Aston Martin team principal Mike Krack has admitted that he doesn’t see a “single reason” why Fernando Alonso won’t still be racing for the British side in 2026, when their new relationship with Honda begins.
It was announced on Wednesday that Aston Martin would be powered by Honda when the new power unit regulations commence in 2026, with many immediately questioning whether that’ll bring an end to Alonso’s time with the team in 2025.
Alonso has openly stated that he’s already interested in extending his contract beyond 2024, with the two-time World Champion having made an exceptional start to the season.
He currently sits third in the Drivers’ Championship after claiming four podiums from the opening five races, marking the first time he’s achieved that since 2007.
The Spaniard is certainly performing unbelievably well; however, would Honda be happy to work with him should Alonso remain with the team in 2026?
Alonso previously worked with Honda during his second spell at McLaren, where he was often found towards the back of the grid.
Honda’s engines were compared to those used in GP2 by the 41-year-old, something which didn’t impress the Japanese manufacturer.
Reportedly, though, Honda would be open to working with Alonso again, with Krack noting that there is no reason why he won’t be with the team when the new regulations get underway.
“I think there’s no reason to think he should not be with us in the car in 2026,” Krack said, as reported by Motorsportweek.com.
“I mean I cannot see one single reason why he would not be.”
When Aston Martin’s deal with Honda starts in 2026, it will see the Silverstone-based outfit’s partnership with Mercedes come to an end, having started working with the Germans in 2009.
Mercedes started supplying power units to the team when they were known as Force India, marking what will be a 17-year relationship come the end of 2025.
Becoming an official works team in 2026 is what Aston Martin need to further progress, though, with Krack explaining how the British side will receive “much more info earlier” in regard to several different aspects of the car.
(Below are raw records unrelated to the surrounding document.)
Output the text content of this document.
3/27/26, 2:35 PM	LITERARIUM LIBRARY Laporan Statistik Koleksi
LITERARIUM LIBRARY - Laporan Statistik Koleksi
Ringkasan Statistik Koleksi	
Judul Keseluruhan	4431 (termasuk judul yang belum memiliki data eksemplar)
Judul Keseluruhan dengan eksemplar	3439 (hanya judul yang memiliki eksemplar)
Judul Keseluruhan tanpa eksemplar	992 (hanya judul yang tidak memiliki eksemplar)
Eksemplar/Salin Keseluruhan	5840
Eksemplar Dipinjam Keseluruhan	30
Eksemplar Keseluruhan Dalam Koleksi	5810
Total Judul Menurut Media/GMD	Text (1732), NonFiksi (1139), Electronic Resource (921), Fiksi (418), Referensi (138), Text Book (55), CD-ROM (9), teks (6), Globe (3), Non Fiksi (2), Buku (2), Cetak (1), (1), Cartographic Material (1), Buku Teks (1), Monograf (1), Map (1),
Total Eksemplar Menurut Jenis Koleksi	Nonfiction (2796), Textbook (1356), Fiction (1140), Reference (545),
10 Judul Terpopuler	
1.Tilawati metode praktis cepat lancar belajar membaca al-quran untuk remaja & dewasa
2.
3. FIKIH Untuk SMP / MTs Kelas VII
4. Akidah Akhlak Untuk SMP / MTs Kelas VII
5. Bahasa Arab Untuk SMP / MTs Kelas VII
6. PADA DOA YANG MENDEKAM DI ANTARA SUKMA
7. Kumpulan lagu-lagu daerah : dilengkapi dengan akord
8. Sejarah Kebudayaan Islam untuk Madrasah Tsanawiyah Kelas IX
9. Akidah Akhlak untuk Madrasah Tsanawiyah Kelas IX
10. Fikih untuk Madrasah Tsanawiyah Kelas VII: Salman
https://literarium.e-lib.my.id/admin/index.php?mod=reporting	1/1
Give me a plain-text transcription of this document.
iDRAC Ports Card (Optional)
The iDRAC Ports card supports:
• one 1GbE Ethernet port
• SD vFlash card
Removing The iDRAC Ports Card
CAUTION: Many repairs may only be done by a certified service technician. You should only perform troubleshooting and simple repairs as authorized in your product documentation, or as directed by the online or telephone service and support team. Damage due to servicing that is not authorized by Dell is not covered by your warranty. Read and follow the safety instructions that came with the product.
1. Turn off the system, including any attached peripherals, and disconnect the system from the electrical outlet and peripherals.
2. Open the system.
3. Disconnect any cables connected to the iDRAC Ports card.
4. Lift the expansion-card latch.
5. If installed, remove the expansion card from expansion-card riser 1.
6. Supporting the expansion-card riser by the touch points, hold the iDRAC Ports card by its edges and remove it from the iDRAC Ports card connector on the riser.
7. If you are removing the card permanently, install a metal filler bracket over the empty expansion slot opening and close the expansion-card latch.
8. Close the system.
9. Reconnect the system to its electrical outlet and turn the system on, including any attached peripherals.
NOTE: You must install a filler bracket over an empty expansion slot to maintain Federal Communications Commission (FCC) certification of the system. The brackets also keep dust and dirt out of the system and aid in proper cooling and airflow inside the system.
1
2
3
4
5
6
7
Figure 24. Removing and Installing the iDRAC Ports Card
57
“I think one of the main things that you have if you look at the 2026 PU regulations and the chassis regulations that will be derived from them, there have been some workshops and working groups already since February last year,” Krack said.
“It shows you have to be fully integrated, or more and more integrated, with your PU, to design the right chassis for your regulations.
“This is something that if you have a works deal, or works agreement, that you are just more open.
“You can have much more info earlier with regards to energy management, which aero configuration you have to run, to set correct targets, and this is just a big asset or big advantage for these new kinds of regulations.”